One of the most important new requirements for businesses in 2017 will be meeting the updated EEO-1 reporting requirement, which will help federal regulators track and pin down hour and wage disparities based on race, gender, and ethnicity.
The EEO-1 requirement is not as well known as some other, but it's one that could result in huge fines — or even jail time — if not handled properly.
This is the first year that the report has been expanded from a two-page document to an eight-page document. Filling out the new form will entail more work and, most likely, more confusion. Along the way, employers may turn to their trusted advisors to get help with navigating these new standards.
So, what should you tell them?
Here are three things to know.
1. The Equal Employment Opportunity Commission set up the EEO-1 reporting requirement to fight inequality in the workplace.
The older, shorter version of the report was simply meant to document the extent of diversity within the workplace and root out discriminatory hiring practices. If a job at an organization was attracting only members of one specific demographic group, EEO-1 was a good way to uncover that, so an employer could fix the lack of diversity.
Now, the EEOC is hoping to collect better data on pay inequality as well. The hope is that this data collection will help both employers and the EEOC detect and eliminate gender-based and ethnicity-based pay disparities. This way, the EEOC can better enforce equality in the workplace, and employers can identify and fix patterns that may otherwise have gone unnoticed.

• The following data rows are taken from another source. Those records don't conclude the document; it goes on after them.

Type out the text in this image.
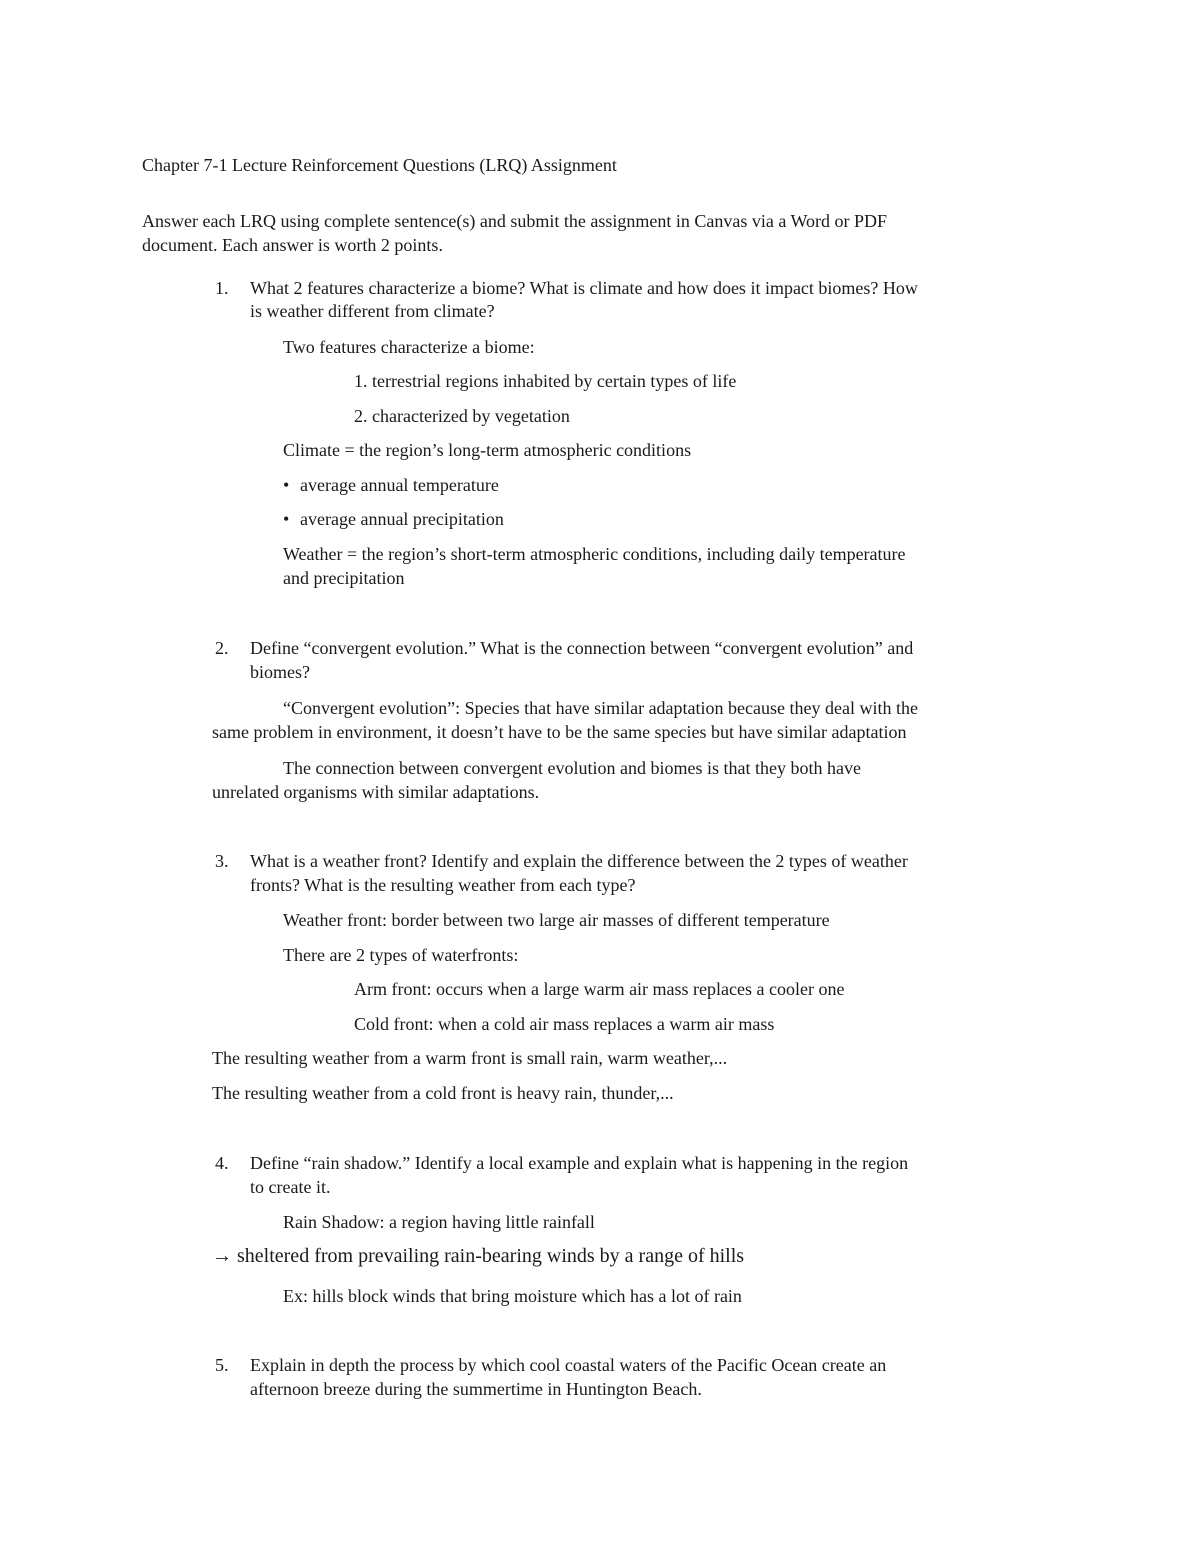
Chapter 7-1 Lecture Reinforcement Questions (LRQ) Assignment
Answer each LRQ using complete sentence(s) and submit the assignment in Canvas via a Word or PDF
document. Each answer is worth 2 points.
1. What 2 features characterize a biome? What is climate and how does it impact biomes? How
is weather different from climate?
Two features characterize a biome:
1. terrestrial regions inhabited by certain types of life
2. characterized by vegetation
Climate = the region’s long-term atmospheric conditions
• average annual temperature
• average annual precipitation
Weather = the region’s short-term atmospheric conditions, including daily temperature
and precipitation
2. Define “convergent evolution.” What is the connection between “convergent evolution” and
biomes?
“Convergent evolution”: Species that have similar adaptation because they deal with the
same problem in environment, it doesn’t have to be the same species but have similar adaptation
The connection between convergent evolution and biomes is that they both have
unrelated organisms with similar adaptations.
3. What is a weather front? Identify and explain the difference between the 2 types of weather
fronts? What is the resulting weather from each type?
Weather front: border between two large air masses of different temperature
There are 2 types of waterfronts:
Arm front: occurs when a large warm air mass replaces a cooler one
Cold front: when a cold air mass replaces a warm air mass
The resulting weather from a warm front is small rain, warm weather,...
The resulting weather from a cold front is heavy rain, thunder,...
4. Define “rain shadow.” Identify a local example and explain what is happening in the region
to create it.
Rain Shadow: a region having little rainfall
→ sheltered from prevailing rain-bearing winds by a range of hills
Ex: hills block winds that bring moisture which has a lot of rain
5. Explain in depth the process by which cool coastal waters of the Pacific Ocean create an
afternoon breeze during the summertime in Huntington Beach.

2. The updated version will collect information from both the employer and the employee.
Employers will provide wage information based on W-2s, which will be sorted into designated EEO-1 pay bands; the employees' titles; and the employees' hours worked.
Employees will have to self-report their gender, and ethnicity, to make that information is as accurate as possible. This will make the regulations particularly difficult for companies to handle, as there will be multiple sources of information in play.